Differential minimum pricing for on-trade and off-trade leads to more substantial reductions in consumption (30p off-trade together with an 80p on-trade minimum price -2.1% versus -0.6% for 30p only; 40p together with 100p -5.4% compared to -2.6% for 40p only). This is firstly because much of the consumption by younger and hazardous drinking groups (including those at increased risk of criminal offending due to high intake on a particular day) occurs in the on-trade. It is also because increasing prices of cheaper alcohol in the on-trade dampens down the behaviour switching effects when off-trade prices are increased.
Now, 80p per unit would start to affect many Wetherspoon’s pubs (not to mention Sam Smith’s), and 100p would affect a large slice of on-trade beer outside London and the South-East.

Anti-drink campaigners identify two separate problems caused by alcohol – long-term health damage resulting from harmful levels of consumption over many years, and disorder and violence resulting from excessive consumption on specific occasions.

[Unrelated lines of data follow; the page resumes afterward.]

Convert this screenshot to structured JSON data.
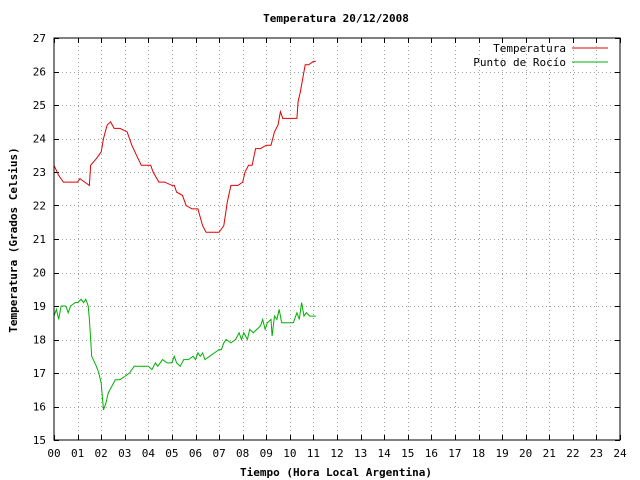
{
  "chart_data": {
    "type": "line",
    "title": "Temperatura 20/12/2008",
    "xlabel": "Tiempo (Hora Local Argentina)",
    "ylabel": "Temperatura (Grados Celsius)",
    "xlim": [
      0,
      24
    ],
    "ylim": [
      15,
      27
    ],
    "x_ticks": [
      "00",
      "01",
      "02",
      "03",
      "04",
      "05",
      "06",
      "07",
      "08",
      "09",
      "10",
      "11",
      "12",
      "13",
      "14",
      "15",
      "16",
      "17",
      "18",
      "19",
      "20",
      "21",
      "22",
      "23",
      "24"
    ],
    "y_ticks": [
      15,
      16,
      17,
      18,
      19,
      20,
      21,
      22,
      23,
      24,
      25,
      26,
      27
    ],
    "grid": true,
    "legend_position": "top-right",
    "series": [
      {
        "name": "Temperatura",
        "color": "#e00000",
        "points": [
          [
            0.0,
            23.2
          ],
          [
            0.2,
            22.9
          ],
          [
            0.4,
            22.7
          ],
          [
            0.6,
            22.7
          ],
          [
            0.8,
            22.7
          ],
          [
            1.0,
            22.7
          ],
          [
            1.1,
            22.8
          ],
          [
            1.3,
            22.7
          ],
          [
            1.5,
            22.6
          ],
          [
            1.55,
            23.2
          ],
          [
            1.8,
            23.4
          ],
          [
            2.0,
            23.6
          ],
          [
            2.1,
            24.0
          ],
          [
            2.25,
            24.4
          ],
          [
            2.4,
            24.5
          ],
          [
            2.55,
            24.3
          ],
          [
            2.8,
            24.3
          ],
          [
            3.1,
            24.2
          ],
          [
            3.3,
            23.8
          ],
          [
            3.5,
            23.5
          ],
          [
            3.7,
            23.2
          ],
          [
            4.0,
            23.2
          ],
          [
            4.1,
            23.2
          ],
          [
            4.2,
            23.0
          ],
          [
            4.45,
            22.7
          ],
          [
            4.7,
            22.7
          ],
          [
            5.0,
            22.6
          ],
          [
            5.1,
            22.6
          ],
          [
            5.2,
            22.4
          ],
          [
            5.45,
            22.3
          ],
          [
            5.6,
            22.0
          ],
          [
            5.85,
            21.9
          ],
          [
            6.1,
            21.9
          ],
          [
            6.3,
            21.4
          ],
          [
            6.45,
            21.2
          ],
          [
            6.7,
            21.2
          ],
          [
            7.0,
            21.2
          ],
          [
            7.2,
            21.4
          ],
          [
            7.35,
            22.1
          ],
          [
            7.5,
            22.6
          ],
          [
            7.8,
            22.6
          ],
          [
            8.0,
            22.7
          ],
          [
            8.1,
            23.0
          ],
          [
            8.25,
            23.2
          ],
          [
            8.4,
            23.2
          ],
          [
            8.55,
            23.7
          ],
          [
            8.75,
            23.7
          ],
          [
            9.0,
            23.8
          ],
          [
            9.2,
            23.8
          ],
          [
            9.35,
            24.2
          ],
          [
            9.5,
            24.4
          ],
          [
            9.6,
            24.8
          ],
          [
            9.7,
            24.6
          ],
          [
            10.0,
            24.6
          ],
          [
            10.3,
            24.6
          ],
          [
            10.35,
            25.1
          ],
          [
            10.45,
            25.4
          ],
          [
            10.55,
            25.8
          ],
          [
            10.65,
            26.2
          ],
          [
            10.8,
            26.2
          ],
          [
            11.0,
            26.3
          ],
          [
            11.1,
            26.3
          ]
        ]
      },
      {
        "name": "Punto de Rocío",
        "color": "#00b000",
        "points": [
          [
            0.0,
            18.7
          ],
          [
            0.1,
            18.9
          ],
          [
            0.2,
            18.6
          ],
          [
            0.3,
            19.0
          ],
          [
            0.5,
            19.0
          ],
          [
            0.6,
            18.8
          ],
          [
            0.7,
            19.0
          ],
          [
            0.9,
            19.1
          ],
          [
            1.0,
            19.1
          ],
          [
            1.15,
            19.2
          ],
          [
            1.25,
            19.1
          ],
          [
            1.35,
            19.2
          ],
          [
            1.45,
            19.0
          ],
          [
            1.5,
            18.6
          ],
          [
            1.6,
            17.5
          ],
          [
            1.8,
            17.2
          ],
          [
            1.9,
            17.0
          ],
          [
            2.0,
            16.7
          ],
          [
            2.05,
            16.3
          ],
          [
            2.1,
            15.9
          ],
          [
            2.2,
            16.1
          ],
          [
            2.3,
            16.4
          ],
          [
            2.45,
            16.6
          ],
          [
            2.6,
            16.8
          ],
          [
            2.8,
            16.8
          ],
          [
            3.0,
            16.9
          ],
          [
            3.2,
            17.0
          ],
          [
            3.3,
            17.1
          ],
          [
            3.4,
            17.2
          ],
          [
            3.6,
            17.2
          ],
          [
            3.8,
            17.2
          ],
          [
            4.0,
            17.2
          ],
          [
            4.15,
            17.1
          ],
          [
            4.3,
            17.3
          ],
          [
            4.4,
            17.2
          ],
          [
            4.6,
            17.4
          ],
          [
            4.8,
            17.3
          ],
          [
            5.0,
            17.3
          ],
          [
            5.1,
            17.5
          ],
          [
            5.2,
            17.3
          ],
          [
            5.35,
            17.2
          ],
          [
            5.5,
            17.4
          ],
          [
            5.7,
            17.4
          ],
          [
            5.9,
            17.5
          ],
          [
            6.0,
            17.4
          ],
          [
            6.1,
            17.6
          ],
          [
            6.2,
            17.5
          ],
          [
            6.3,
            17.6
          ],
          [
            6.4,
            17.4
          ],
          [
            6.6,
            17.5
          ],
          [
            6.8,
            17.6
          ],
          [
            7.0,
            17.7
          ],
          [
            7.1,
            17.7
          ],
          [
            7.2,
            17.9
          ],
          [
            7.3,
            18.0
          ],
          [
            7.5,
            17.9
          ],
          [
            7.7,
            18.0
          ],
          [
            7.85,
            18.2
          ],
          [
            7.95,
            18.0
          ],
          [
            8.05,
            18.2
          ],
          [
            8.2,
            18.0
          ],
          [
            8.3,
            18.3
          ],
          [
            8.45,
            18.2
          ],
          [
            8.6,
            18.3
          ],
          [
            8.75,
            18.4
          ],
          [
            8.85,
            18.6
          ],
          [
            8.95,
            18.3
          ],
          [
            9.05,
            18.5
          ],
          [
            9.2,
            18.6
          ],
          [
            9.25,
            18.1
          ],
          [
            9.35,
            18.7
          ],
          [
            9.45,
            18.6
          ],
          [
            9.55,
            18.9
          ],
          [
            9.65,
            18.5
          ],
          [
            9.8,
            18.5
          ],
          [
            10.0,
            18.5
          ],
          [
            10.15,
            18.5
          ],
          [
            10.3,
            18.8
          ],
          [
            10.4,
            18.6
          ],
          [
            10.5,
            19.1
          ],
          [
            10.6,
            18.7
          ],
          [
            10.7,
            18.8
          ],
          [
            10.85,
            18.7
          ],
          [
            11.0,
            18.7
          ],
          [
            11.1,
            18.7
          ]
        ]
      }
    ]
  }
}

The two overlap, but they’re not remotely the same thing, and a flat-rate minimum price is only really going to address the first. Although there may be some contribution from “pre-loading”, alcohol-related disorder is overwhelmingly associated with on-trade consumption.

So, pub-lovers, be very careful before you succumb to the embrace of minimum pricing, as it could very well end up being toxic to the thing you hoped to protect.